Does anyone have examples of how small business acquisition deals are structured? If you have examples of real-world scenarios and how different methods are used in each scenario, that would be super helpful, e.g., Under what conditions are earn-out warrants, key person methods used, and how are they used?

The reason i'm asking is:
1. I have a deal i'm evaluating (franchise) where:
1.1 the last year, there has been a 12% increase in revenue; the average is 6%
1.2 The owner is transparent with their bonus structure showing a 300% increase in performance bonus payments to key employees during this higher period of growth.
1.3 There is a change in the situation of the key people at the team is being restructured.

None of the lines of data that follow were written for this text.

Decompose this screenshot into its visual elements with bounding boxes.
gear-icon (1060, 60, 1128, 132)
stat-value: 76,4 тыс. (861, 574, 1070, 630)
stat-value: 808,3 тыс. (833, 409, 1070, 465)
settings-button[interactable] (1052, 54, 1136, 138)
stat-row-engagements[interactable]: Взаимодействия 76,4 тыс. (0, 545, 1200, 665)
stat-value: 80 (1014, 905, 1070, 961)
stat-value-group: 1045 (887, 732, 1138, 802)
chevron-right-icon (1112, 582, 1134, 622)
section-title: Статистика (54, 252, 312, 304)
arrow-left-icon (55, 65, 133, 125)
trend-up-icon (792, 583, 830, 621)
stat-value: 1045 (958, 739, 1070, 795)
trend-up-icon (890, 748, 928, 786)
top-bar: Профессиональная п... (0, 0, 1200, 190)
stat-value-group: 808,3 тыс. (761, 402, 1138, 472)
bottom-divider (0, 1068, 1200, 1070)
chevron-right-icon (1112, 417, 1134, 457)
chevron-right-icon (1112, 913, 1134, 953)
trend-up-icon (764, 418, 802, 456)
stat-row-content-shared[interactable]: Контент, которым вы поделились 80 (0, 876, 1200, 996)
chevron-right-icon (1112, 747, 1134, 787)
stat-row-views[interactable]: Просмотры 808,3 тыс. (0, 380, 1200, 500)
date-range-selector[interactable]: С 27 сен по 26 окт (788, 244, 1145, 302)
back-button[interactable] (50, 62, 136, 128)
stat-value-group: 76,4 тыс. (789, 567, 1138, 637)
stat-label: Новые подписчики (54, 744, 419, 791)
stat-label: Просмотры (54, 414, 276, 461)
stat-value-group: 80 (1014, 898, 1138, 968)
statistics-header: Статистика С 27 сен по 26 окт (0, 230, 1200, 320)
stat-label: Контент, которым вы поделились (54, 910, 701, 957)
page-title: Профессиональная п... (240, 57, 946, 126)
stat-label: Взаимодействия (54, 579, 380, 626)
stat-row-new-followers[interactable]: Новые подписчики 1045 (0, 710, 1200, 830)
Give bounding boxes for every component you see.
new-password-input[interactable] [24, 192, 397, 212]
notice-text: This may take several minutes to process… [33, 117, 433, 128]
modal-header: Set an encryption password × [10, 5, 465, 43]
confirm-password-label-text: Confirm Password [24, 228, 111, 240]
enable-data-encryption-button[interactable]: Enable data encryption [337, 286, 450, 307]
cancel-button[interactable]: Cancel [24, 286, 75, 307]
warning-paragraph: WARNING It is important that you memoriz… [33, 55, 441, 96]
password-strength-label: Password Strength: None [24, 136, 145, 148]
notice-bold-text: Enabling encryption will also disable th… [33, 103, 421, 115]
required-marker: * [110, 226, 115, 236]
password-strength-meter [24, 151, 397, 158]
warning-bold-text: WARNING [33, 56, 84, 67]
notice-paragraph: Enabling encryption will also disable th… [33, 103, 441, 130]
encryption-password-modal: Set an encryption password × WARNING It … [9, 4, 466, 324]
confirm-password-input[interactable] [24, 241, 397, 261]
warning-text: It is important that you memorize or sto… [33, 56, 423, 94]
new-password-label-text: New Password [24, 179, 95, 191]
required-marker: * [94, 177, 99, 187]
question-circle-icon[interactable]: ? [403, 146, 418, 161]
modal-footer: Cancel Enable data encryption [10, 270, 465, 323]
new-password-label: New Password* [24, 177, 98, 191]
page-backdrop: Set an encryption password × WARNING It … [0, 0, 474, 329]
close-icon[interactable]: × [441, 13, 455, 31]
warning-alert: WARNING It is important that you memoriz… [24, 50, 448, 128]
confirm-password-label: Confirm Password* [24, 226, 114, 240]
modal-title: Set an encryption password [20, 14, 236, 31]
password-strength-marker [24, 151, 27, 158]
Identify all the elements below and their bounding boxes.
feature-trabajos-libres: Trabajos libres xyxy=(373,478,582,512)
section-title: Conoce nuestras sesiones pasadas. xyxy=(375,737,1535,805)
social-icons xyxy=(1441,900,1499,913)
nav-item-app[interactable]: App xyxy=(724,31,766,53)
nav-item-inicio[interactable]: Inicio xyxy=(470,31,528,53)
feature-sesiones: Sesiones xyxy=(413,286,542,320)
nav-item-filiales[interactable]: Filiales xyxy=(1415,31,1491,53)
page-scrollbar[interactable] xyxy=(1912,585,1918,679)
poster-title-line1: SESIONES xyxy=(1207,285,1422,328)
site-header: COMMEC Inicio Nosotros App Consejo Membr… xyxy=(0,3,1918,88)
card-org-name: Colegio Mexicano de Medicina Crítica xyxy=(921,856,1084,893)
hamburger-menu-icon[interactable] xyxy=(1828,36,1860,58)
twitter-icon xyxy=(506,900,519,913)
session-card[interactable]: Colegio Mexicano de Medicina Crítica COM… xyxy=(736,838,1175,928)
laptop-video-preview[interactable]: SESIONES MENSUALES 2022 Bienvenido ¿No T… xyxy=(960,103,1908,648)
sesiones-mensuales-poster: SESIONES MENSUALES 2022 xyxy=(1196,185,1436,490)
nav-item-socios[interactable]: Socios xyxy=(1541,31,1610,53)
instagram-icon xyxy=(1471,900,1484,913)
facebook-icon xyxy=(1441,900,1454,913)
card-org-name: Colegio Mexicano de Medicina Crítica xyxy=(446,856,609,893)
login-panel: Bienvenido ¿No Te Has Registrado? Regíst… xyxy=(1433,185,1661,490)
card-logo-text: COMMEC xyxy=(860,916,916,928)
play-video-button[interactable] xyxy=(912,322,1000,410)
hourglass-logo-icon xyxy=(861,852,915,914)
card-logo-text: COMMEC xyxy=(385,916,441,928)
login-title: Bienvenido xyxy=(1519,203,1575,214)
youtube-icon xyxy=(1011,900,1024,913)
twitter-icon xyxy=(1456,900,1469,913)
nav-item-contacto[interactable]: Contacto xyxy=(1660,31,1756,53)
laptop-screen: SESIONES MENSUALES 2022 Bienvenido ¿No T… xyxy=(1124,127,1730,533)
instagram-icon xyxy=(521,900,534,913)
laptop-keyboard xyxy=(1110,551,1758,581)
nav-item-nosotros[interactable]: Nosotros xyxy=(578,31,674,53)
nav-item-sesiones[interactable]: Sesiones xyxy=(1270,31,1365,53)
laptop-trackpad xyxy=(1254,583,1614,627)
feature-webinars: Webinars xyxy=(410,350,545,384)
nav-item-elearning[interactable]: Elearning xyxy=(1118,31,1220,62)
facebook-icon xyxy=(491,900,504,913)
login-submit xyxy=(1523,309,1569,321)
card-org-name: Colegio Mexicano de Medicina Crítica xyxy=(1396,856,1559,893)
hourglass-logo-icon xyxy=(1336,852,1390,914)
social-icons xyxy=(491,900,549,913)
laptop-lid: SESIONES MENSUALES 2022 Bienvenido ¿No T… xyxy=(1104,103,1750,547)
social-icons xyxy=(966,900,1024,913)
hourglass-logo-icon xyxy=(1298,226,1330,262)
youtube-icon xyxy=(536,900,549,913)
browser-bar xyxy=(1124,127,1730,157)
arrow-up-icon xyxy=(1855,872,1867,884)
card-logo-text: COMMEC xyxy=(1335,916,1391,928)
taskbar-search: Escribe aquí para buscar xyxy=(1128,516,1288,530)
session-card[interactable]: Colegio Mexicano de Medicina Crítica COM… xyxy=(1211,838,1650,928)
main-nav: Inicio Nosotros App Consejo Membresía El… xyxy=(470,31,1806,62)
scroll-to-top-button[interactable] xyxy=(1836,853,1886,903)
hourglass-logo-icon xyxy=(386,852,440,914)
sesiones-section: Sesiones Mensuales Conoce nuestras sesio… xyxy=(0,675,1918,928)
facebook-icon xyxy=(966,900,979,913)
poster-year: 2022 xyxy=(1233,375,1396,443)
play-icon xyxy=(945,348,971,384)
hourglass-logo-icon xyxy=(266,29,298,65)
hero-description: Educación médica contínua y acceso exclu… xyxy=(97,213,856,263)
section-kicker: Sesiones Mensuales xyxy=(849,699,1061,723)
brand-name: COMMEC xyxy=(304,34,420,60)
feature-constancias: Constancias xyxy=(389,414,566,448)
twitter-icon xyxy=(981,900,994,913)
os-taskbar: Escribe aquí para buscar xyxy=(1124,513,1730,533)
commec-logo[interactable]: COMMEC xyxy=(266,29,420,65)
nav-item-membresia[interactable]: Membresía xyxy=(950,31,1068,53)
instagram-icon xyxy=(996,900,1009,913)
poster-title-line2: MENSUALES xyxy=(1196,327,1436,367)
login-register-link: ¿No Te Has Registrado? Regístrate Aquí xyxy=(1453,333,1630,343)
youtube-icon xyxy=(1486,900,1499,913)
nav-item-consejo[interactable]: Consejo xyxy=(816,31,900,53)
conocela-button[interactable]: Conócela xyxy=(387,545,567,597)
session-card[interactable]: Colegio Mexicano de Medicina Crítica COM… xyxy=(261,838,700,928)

1.4 The owner is adding back the excess bonus payments to increase SDE in my view they double dipping if they do this, i.e it was the investment in growth that lead to this higher revenue so if bonus payments are taken out to get to sustainable earning the new revenue has to be taken out.

So i'm looking for deal structuring tips to use earn out, key person clauses to protect the buyer( me) and the seller. I don't want to overpay if the future does have the past performance with the changes in the situation of key people, and i can't valuve growth if the drivers of growth is being removed.if i give the owner benefit of the doubt and value growth i would like to add clauses to protect myself In addition, I also want to fairly compensate the seller for these intangible assets if these key people stay and the new revenue levels and earnings prove to be sustainable.